La SARL COMM'9 verse enfin les factures suivantes à l’appui de sa demande :
facture n°313125 en date du 12 mai 2023 d’un montant de 641, 58 € TTC pour le mois de mai 2023,facture n°314393 en date du 9 juin 2023 d’un montant de 658,90 € TTC pour le mois de juin 2023,facture n°326738 en date du 6 mars 2024 d’un montant de 654,59 € TTC pour le mois de mars 2024,facture n°328193 en date du 8 avril 2024 d’un montant de 648, 82 € TTC pour le mois d’avril 2024,facture n°329486 en date du 7 mai 2024 d’un montant de 648, 82 € TTC pour le mois de mai 2024.Il ressort de ce qui précède que le Syndicat des copropriétaires du [Adresse 2] est débiteur la somme de 3 252, 71 € auprès de la SARL COMM'9 au titre des prestations contractuelles impayées pour les mois de mai 2023, juin 2023, mars 2024, avril 2024 et mai 2024.
Cette somme produira intérêts au taux légal à compter du 9 septembre 2024, date de délivrance de la première mise en demeure par recommandé avec accusé de réception.
Sur la demande de dommages-intérêts pour résistance abusive
En application de 1231-6 du code civil, le créancier auquel son débiteur en retard a causé, par sa mauvaise foi, un préjudice indépendant de ce retard, peut obtenir des dommages et intérêts distincts des intérêts moratoires de la créance.

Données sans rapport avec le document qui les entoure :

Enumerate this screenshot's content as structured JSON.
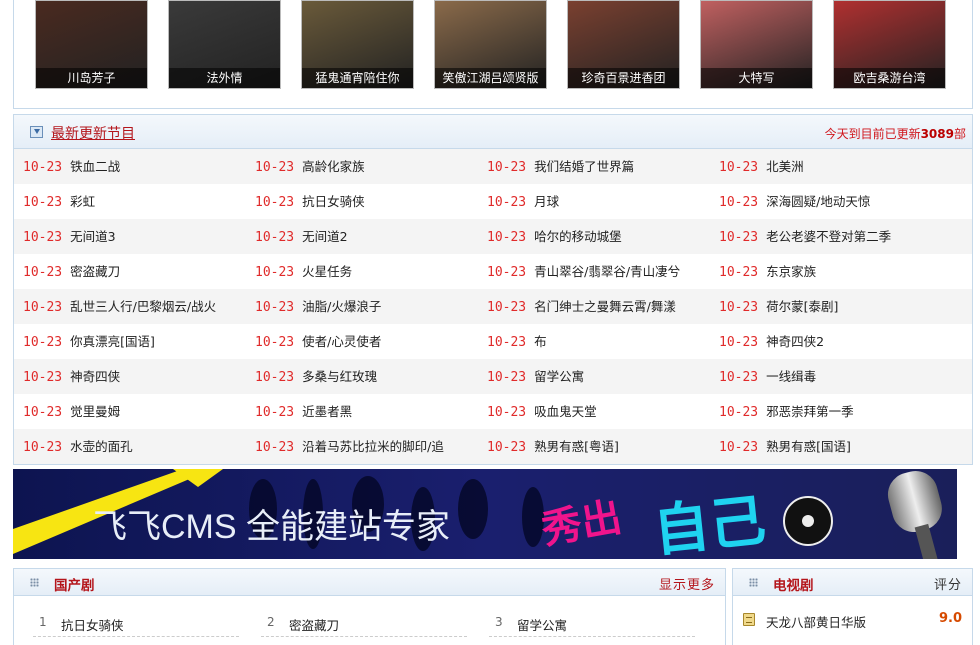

Aux termes de l’article 1240 du code civil, la résistance de mauvaise foi du contractant qui refuse d’exécuter des engagements non équivoques caractérise la faute et justifie une condamnation prononcée pour résistance abusive.
En l’espèce, s’il est établi que le Syndicat des copropriétaires du [Adresse 2] ne s’est pas acquitté de ses obligations et des sommes dues, malgré trois mises en demeure par courrier recommandé et l’assignation délivrée, il n’est pas justifié du préjudice subi par la SARL COMM'9, distinct du retard réparé par les intérêts moratoires de la créance et des frais de procédure examinés ciaprès.
Par conséquent, la demande de dommages-intérêts sera rejetée.
Sur les demandes accessoires
En application de l’article 696 du code de procédure civile, la partie succombante doit supporter les dépens. Il y aura donc lieu de condamner le Syndicat des copropriétaires du [Adresse 2] de ce chef.
Conformément aux dispositions de l’article 700 du code de procédure civile, le juge condamne la partie tenue aux dépens ou qui perd son procès à payer à l’autre partie la somme qu’il détermine, au titre des frais exposés et non compris dans les dépens. Dans tous les cas, le juge tient compte de l’équité ou de la situation économique de la partie condamnée et il peut, même d’office, pour des raisons tirées des mêmes considérations, dire qu’il n’y a pas lieu à cette condamnation.
Le Syndicat des copropriétaires du [Adresse 2] devra verser la somme de 1 500 € à la SARL COMM'9 au titre de l’article 700 du code de procédure civile.
La présente décision est de droit exécutoire à titre provisoire, conformément aux dispositions de l’article 514 du code de procédure civile.
PAR CES MOTIFS
Le tribunal de proximité, statuant après débats tenus en audience publique, par jugement réputé contradictoire, public et en dernier ressort, rendu par mise à disposition au greffe,
CONDAMNE le Syndicat des copropriétaires du [Adresse 2], représenté par son syndic la SASU CGI LE PRE, à payer à la SARL COMM'9 la somme de 3 252, 71 €, outre intérêts au taux légal à compter du 9 septembre 2024 ;
REJETTE la demande de dommages-intérêts de la SARL COMM'9 ;
CONDAMNE le Syndicat des copropriétaires du [Adresse 2], représenté par son syndic la SASU CGI LE PRE, à payer à la SARL COMM'9 la somme de 1 500 € au titre de l’article 700 du code de procédure civile ;
CONDAMNE le Syndicat des copropriétaires du [Adresse 2], représenté par son syndic la SASU CGI LE PRE, aux dépens ;
RAPPELLE que l’exécution provisoire de la présente décision est de droit.